---
name: bio-assembly-qc
description: Assemble genomes/metagenomes and produce assembly QC artifacts.
---

# Bio Assembly QC

Assemble genomes/metagenomes and produce assembly QC artifacts.

## Instructions

1. Select assembler based on read type and genome size.
2. Run assembly with resource-aware settings.
3. Run QUAST/MetaQUAST and summarize metrics.

## Quick Reference

| Task | Action |
|------|--------|
| Run workflow | Follow the steps in this skill and capture outputs. |
| Validate inputs | Confirm required inputs and reference data exist. |
| Review outputs | Inspect reports and QC gates before proceeding. |
| Tool docs | See `docs/README.md`. |

## Input Requirements

Prerequisites:
- Tools available in the active environment (Pixi/conda/system).
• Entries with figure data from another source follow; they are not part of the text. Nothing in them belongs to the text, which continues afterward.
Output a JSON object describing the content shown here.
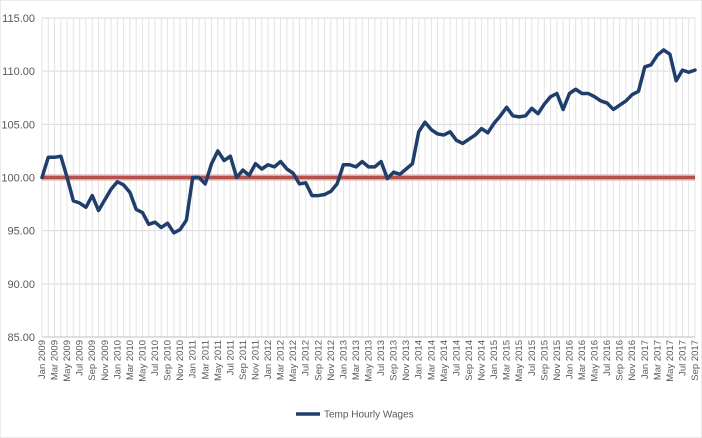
{
  "chart_data": {
    "type": "line",
    "title": "",
    "xlabel": "",
    "ylabel": "",
    "ylim": [
      85,
      115
    ],
    "y_ticks": [
      "85.00",
      "90.00",
      "95.00",
      "100.00",
      "105.00",
      "110.00",
      "115.00"
    ],
    "grid": "on",
    "legend_position": "bottom",
    "x_tick_labels": [
      "Jan 2009",
      "Mar 2009",
      "May 2009",
      "Jul 2009",
      "Sep 2009",
      "Nov 2009",
      "Jan 2010",
      "Mar 2010",
      "May 2010",
      "Jul 2010",
      "Sep 2010",
      "Nov 2010",
      "Jan 2011",
      "Mar 2011",
      "May 2011",
      "Jul 2011",
      "Sep 2011",
      "Nov 2011",
      "Jan 2012",
      "Mar 2012",
      "May 2012",
      "Jul 2012",
      "Sep 2012",
      "Nov 2012",
      "Jan 2013",
      "Mar 2013",
      "May 2013",
      "Jul 2013",
      "Sep 2013",
      "Nov 2013",
      "Jan 2014",
      "Mar 2014",
      "May 2014",
      "Jul 2014",
      "Sep 2014",
      "Nov 2014",
      "Jan 2015",
      "Mar 2015",
      "May 2015",
      "Jul 2015",
      "Sep 2015",
      "Nov 2015",
      "Jan 2016",
      "Mar 2016",
      "May 2016",
      "Jul 2016",
      "Sep 2016",
      "Nov 2016",
      "Jan 2017",
      "Mar 2017",
      "May 2017",
      "Jul 2017",
      "Sep 2017"
    ],
    "x": [
      "Jan 2009",
      "Feb 2009",
      "Mar 2009",
      "Apr 2009",
      "May 2009",
      "Jun 2009",
      "Jul 2009",
      "Aug 2009",
      "Sep 2009",
      "Oct 2009",
      "Nov 2009",
      "Dec 2009",
      "Jan 2010",
      "Feb 2010",
      "Mar 2010",
      "Apr 2010",
      "May 2010",
      "Jun 2010",
      "Jul 2010",
      "Aug 2010",
      "Sep 2010",
      "Oct 2010",
      "Nov 2010",
      "Dec 2010",
      "Jan 2011",
      "Feb 2011",
      "Mar 2011",
      "Apr 2011",
      "May 2011",
      "Jun 2011",
      "Jul 2011",
      "Aug 2011",
      "Sep 2011",
      "Oct 2011",
      "Nov 2011",
      "Dec 2011",
      "Jan 2012",
      "Feb 2012",
      "Mar 2012",
      "Apr 2012",
      "May 2012",
      "Jun 2012",
      "Jul 2012",
      "Aug 2012",
      "Sep 2012",
      "Oct 2012",
      "Nov 2012",
      "Dec 2012",
      "Jan 2013",
      "Feb 2013",
      "Mar 2013",
      "Apr 2013",
      "May 2013",
      "Jun 2013",
      "Jul 2013",
      "Aug 2013",
      "Sep 2013",
      "Oct 2013",
      "Nov 2013",
      "Dec 2013",
      "Jan 2014",
      "Feb 2014",
      "Mar 2014",
      "Apr 2014",
      "May 2014",
      "Jun 2014",
      "Jul 2014",
      "Aug 2014",
      "Sep 2014",
      "Oct 2014",
      "Nov 2014",
      "Dec 2014",
      "Jan 2015",
      "Feb 2015",
      "Mar 2015",
      "Apr 2015",
      "May 2015",
      "Jun 2015",
      "Jul 2015",
      "Aug 2015",
      "Sep 2015",
      "Oct 2015",
      "Nov 2015",
      "Dec 2015",
      "Jan 2016",
      "Feb 2016",
      "Mar 2016",
      "Apr 2016",
      "May 2016",
      "Jun 2016",
      "Jul 2016",
      "Aug 2016",
      "Sep 2016",
      "Oct 2016",
      "Nov 2016",
      "Dec 2016",
      "Jan 2017",
      "Feb 2017",
      "Mar 2017",
      "Apr 2017",
      "May 2017",
      "Jun 2017",
      "Jul 2017",
      "Aug 2017",
      "Sep 2017"
    ],
    "series": [
      {
        "name": "Temp Hourly Wages",
        "color": "#1f3e6b",
        "values": [
          100.0,
          101.9,
          101.9,
          102.0,
          100.0,
          97.8,
          97.6,
          97.2,
          98.3,
          96.9,
          97.9,
          98.9,
          99.6,
          99.3,
          98.6,
          97.0,
          96.7,
          95.6,
          95.8,
          95.3,
          95.7,
          94.8,
          95.1,
          96.0,
          100.0,
          100.0,
          99.4,
          101.3,
          102.5,
          101.6,
          102.0,
          100.0,
          100.7,
          100.2,
          101.3,
          100.8,
          101.2,
          101.0,
          101.5,
          100.8,
          100.4,
          99.4,
          99.5,
          98.3,
          98.3,
          98.4,
          98.7,
          99.4,
          101.2,
          101.2,
          101.0,
          101.5,
          101.0,
          101.0,
          101.5,
          99.9,
          100.5,
          100.3,
          100.8,
          101.3,
          104.3,
          105.2,
          104.5,
          104.1,
          104.0,
          104.3,
          103.5,
          103.2,
          103.6,
          104.0,
          104.6,
          104.2,
          105.1,
          105.8,
          106.6,
          105.8,
          105.7,
          105.8,
          106.5,
          106.0,
          106.9,
          107.6,
          107.9,
          106.4,
          107.9,
          108.3,
          107.9,
          107.9,
          107.6,
          107.2,
          107.0,
          106.4,
          106.8,
          107.2,
          107.8,
          108.1,
          110.4,
          110.6,
          111.5,
          112.0,
          111.6,
          109.1,
          110.1,
          109.9,
          110.1
        ]
      }
    ],
    "reference_line": {
      "value": 100.0,
      "color": "#b5504b"
    }
  }
}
See `docs/README.md` for expected tools.
- Sufficient disk and RAM for chosen assembler.
Inputs:
- reads/*.fastq.gz (raw reads).
- assembler choice (spades | flye).

## Output

- results/bio-assembly-qc/contigs.fasta
- results/bio-assembly-qc/assembly_metrics.tsv
- results/bio-assembly-qc/qc_report.html
- results/bio-assembly-qc/logs/

## Quality Gates

- [ ] Assembly size range and N50 distribution meet project thresholds.
- [ ] On failure: retry with alternative parameters; if still failing, record in report and exit non-zero.
- [ ] Verify reads are present and gzip-readable.
- [ ] Check available disk space before assembly.

## Examples

### Example 1: Expected input layout

```text
reads/*.fastq.gz (raw reads).
assembler choice (spades | flye).
```

## Troubleshooting

**Issue**: Missing inputs or reference databases
**Solution**: Verify paths and permissions before running the workflow.

**Issue**: Low-quality results or failed QC gates
**Solution**: Review reports, adjust parameters, and re-run the affected step.